Tuesday, October 16, 2012

Plausible to the End

All good stories must come to an end.


Novel writers in the nineteenth century didn’t have to worry about ratings or upsetting their fan base. All they had to do was to write a sufficiently interesting story so that people in possession of money would be compelled to trade it for a copy of their story. There were no chances of the story being picked up by a major network as a miniseries. They weren’t concerned about being consulted (or ignored) when a studio started work on a screenplay adaptation or began to pick out actors to portray their characters.


I’m not trying to say that novels in the nineteenth century were better than fiction today. If reality television is any indication, it seems that all that people need to stay glued to the screen is a sufficient amount of interesting upheaval in the lives of the principal characters.


But after a certain point, the drama and intrigue get a bit too much to believe. How do you keep the balance of a love interest to hold the viewers’ interest (that is, how can you keep shoving two people who obviously want to be together toward one another while still keeping them apart)? How many times must a grizzled bad guy catcher lose trusted advisers in a gun battle without becoming a casualty himself? And how is it that the same four (or six, or eight) people stay best friends with one another for years and years without falling out, drifting apart, or losing touch with one another?


Every story, whether it’s a television program, a movie, or a book, can be fit neatly into three parts: the buildup, the climax, and the wrap-up. During the buildup, we get to know the characters: their motivations, the things they want most, and how they will react to whatever happens during the climax. The climax arrives, and all of the character’s wildest dreams or worst fears come true. The wrap-up is sometimes shows us who the character really is even more vividly than their actions during the climax. How does the lovesick girl handle the fact that the man she’s loved all along finally loves her back? Does the mean-spirited man, selfish to the core, remain silent and unmoved at the death of someone who was kind to him, or does he turn away from everyone, weeping?


Usually, books and movies only contain one story, and so don’t have a chance for those who enjoy them to get tired of the characters and the way they react to certain things.
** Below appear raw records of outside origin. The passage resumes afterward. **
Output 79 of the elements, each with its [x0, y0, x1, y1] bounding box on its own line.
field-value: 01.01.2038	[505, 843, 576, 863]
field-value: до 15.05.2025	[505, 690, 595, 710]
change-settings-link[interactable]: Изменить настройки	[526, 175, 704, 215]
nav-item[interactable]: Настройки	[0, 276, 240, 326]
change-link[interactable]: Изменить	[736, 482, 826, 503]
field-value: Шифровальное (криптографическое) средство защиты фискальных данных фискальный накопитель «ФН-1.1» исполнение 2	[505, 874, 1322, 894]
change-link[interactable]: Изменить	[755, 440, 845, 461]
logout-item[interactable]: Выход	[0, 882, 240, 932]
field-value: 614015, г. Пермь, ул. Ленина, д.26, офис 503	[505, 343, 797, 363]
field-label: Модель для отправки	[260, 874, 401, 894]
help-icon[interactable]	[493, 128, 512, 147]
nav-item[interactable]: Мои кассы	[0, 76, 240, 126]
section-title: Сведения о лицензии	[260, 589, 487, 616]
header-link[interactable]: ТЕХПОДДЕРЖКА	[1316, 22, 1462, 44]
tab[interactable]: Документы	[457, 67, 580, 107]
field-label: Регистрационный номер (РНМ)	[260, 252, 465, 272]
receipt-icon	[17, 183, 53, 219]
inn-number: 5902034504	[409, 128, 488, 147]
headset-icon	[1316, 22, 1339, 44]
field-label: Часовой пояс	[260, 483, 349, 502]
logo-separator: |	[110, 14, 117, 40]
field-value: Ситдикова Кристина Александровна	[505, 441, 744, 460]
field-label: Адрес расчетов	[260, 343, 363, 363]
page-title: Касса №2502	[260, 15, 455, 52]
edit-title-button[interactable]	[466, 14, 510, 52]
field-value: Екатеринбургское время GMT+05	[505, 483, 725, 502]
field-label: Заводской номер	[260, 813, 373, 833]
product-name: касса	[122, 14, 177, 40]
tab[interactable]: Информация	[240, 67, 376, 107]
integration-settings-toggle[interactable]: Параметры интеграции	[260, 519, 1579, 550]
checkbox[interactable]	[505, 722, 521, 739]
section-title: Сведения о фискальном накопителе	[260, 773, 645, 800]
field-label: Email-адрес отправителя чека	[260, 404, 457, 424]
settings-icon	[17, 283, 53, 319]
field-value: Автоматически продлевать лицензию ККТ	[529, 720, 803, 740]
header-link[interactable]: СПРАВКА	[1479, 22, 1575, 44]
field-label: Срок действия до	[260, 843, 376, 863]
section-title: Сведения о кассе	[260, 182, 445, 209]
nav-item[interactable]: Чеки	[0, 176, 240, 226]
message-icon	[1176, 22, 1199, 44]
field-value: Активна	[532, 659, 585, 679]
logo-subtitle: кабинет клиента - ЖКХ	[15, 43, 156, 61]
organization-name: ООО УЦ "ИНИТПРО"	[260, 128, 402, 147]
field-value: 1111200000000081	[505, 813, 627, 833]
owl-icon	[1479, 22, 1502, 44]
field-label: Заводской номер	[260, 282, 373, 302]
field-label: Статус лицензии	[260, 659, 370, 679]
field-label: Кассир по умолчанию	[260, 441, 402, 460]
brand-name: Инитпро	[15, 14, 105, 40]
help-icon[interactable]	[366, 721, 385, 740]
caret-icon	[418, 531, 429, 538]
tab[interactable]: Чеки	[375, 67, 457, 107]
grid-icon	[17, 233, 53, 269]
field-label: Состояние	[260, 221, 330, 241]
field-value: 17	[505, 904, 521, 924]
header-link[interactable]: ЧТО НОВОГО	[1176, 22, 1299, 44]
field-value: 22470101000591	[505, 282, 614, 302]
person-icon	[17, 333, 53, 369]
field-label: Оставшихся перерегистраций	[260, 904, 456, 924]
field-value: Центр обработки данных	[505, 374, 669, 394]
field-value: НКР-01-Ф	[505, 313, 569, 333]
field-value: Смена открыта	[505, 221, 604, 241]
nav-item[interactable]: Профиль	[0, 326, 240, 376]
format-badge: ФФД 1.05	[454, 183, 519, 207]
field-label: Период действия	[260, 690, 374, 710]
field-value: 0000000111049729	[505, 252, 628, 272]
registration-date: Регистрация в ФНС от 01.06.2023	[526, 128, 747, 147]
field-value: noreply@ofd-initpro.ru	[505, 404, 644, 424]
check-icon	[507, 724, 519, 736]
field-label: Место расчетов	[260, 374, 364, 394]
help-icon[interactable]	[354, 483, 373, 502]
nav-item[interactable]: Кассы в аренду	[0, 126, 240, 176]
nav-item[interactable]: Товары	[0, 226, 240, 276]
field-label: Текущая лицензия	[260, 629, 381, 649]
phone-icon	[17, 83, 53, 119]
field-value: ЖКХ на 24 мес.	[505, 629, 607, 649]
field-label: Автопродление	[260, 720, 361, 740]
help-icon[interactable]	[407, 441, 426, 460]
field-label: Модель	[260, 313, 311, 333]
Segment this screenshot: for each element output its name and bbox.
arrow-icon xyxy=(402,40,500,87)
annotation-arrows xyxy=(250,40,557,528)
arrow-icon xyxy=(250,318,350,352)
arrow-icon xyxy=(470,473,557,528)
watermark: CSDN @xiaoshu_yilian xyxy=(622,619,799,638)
The exception comes when it is part of a series (“Oh look, a woman is in distress. I wonder what Dresden will do,” or “I hope Harry will defeat Voldemort this time,” etc.). At this point, these things become similar to a television program, which usually follows a pattern of having one story spread throughout the season, a bit in each episode which has its own self-contained story.


The best of these types of stories are those which have an end in mind. The best example of this is a Japanese comic (manga) called Fruits Basket, which is a beautifully told story that was not begun before the author/illustrator (mangaka) knew how it was going to end. Though there were tons of characters, she did relatively little dithering around with the secondary characters (except once or twice when I was like “An entire chapter about Hanajima? Who cares.”), and developed the love interest slowly so that her readers wouldn’t get tired of it. There’s a wonderful example of what not to do in the manga Boys over Flowers, in which the main love interest gets shoved together and pulled apart so many times that by the fourth or fifth unlikely scenario you just want to put the book down and quit caring about the characters, but at the same time you're wondering, “will they ever actually get together???” In this instance, the author cared more about the success being achieved by the manga and continuing that success than the fact that there was no plausible end in sight. If it had ended after the first or even second breakup/get back together rigmarole, I may have enjoyed rereading it, and recommending it to friends. As it is, I recommend they avoid it, if they don’t want to be yo-yoed around like the characters were.


All good stories must come to an end. Instead of rebooting Spiderman fifty times, let it come to a satisfactory end while we still enjoy it (this means you, Hollywood.) Instead of dragging that love interest out until we just don’t care anymore, let the poor couple get together and end everyone’s misery. And no group of people can stay friends forever; everyone changes and grows in their own way, and slowly becoming different from the people you once knew so well is a part of life.
Even though books, television, and movies are fiction, there’s a level of plausibility that needs to be maintained. it doesn’t matter if your character is a star ship captain or a talking pony, there’s a fine line between believing a character exists in their environment and realizing that the character is an actor pretending to be someone who doesn’t exist. Once your audience stops believing, it’s difficult to keep their interest. And at that point, the whole thing becomes an exercise in futility.


Continuing when there is a failure to recognize that the end is coming means that the story is no longer good. It’s better to end while the fans still love it than to let it dither down into something terrible before it gets cancelled for lack of ratings. If you’ve run out of ideas and plausible drama, it’s time to end.


And all good stories come to an end.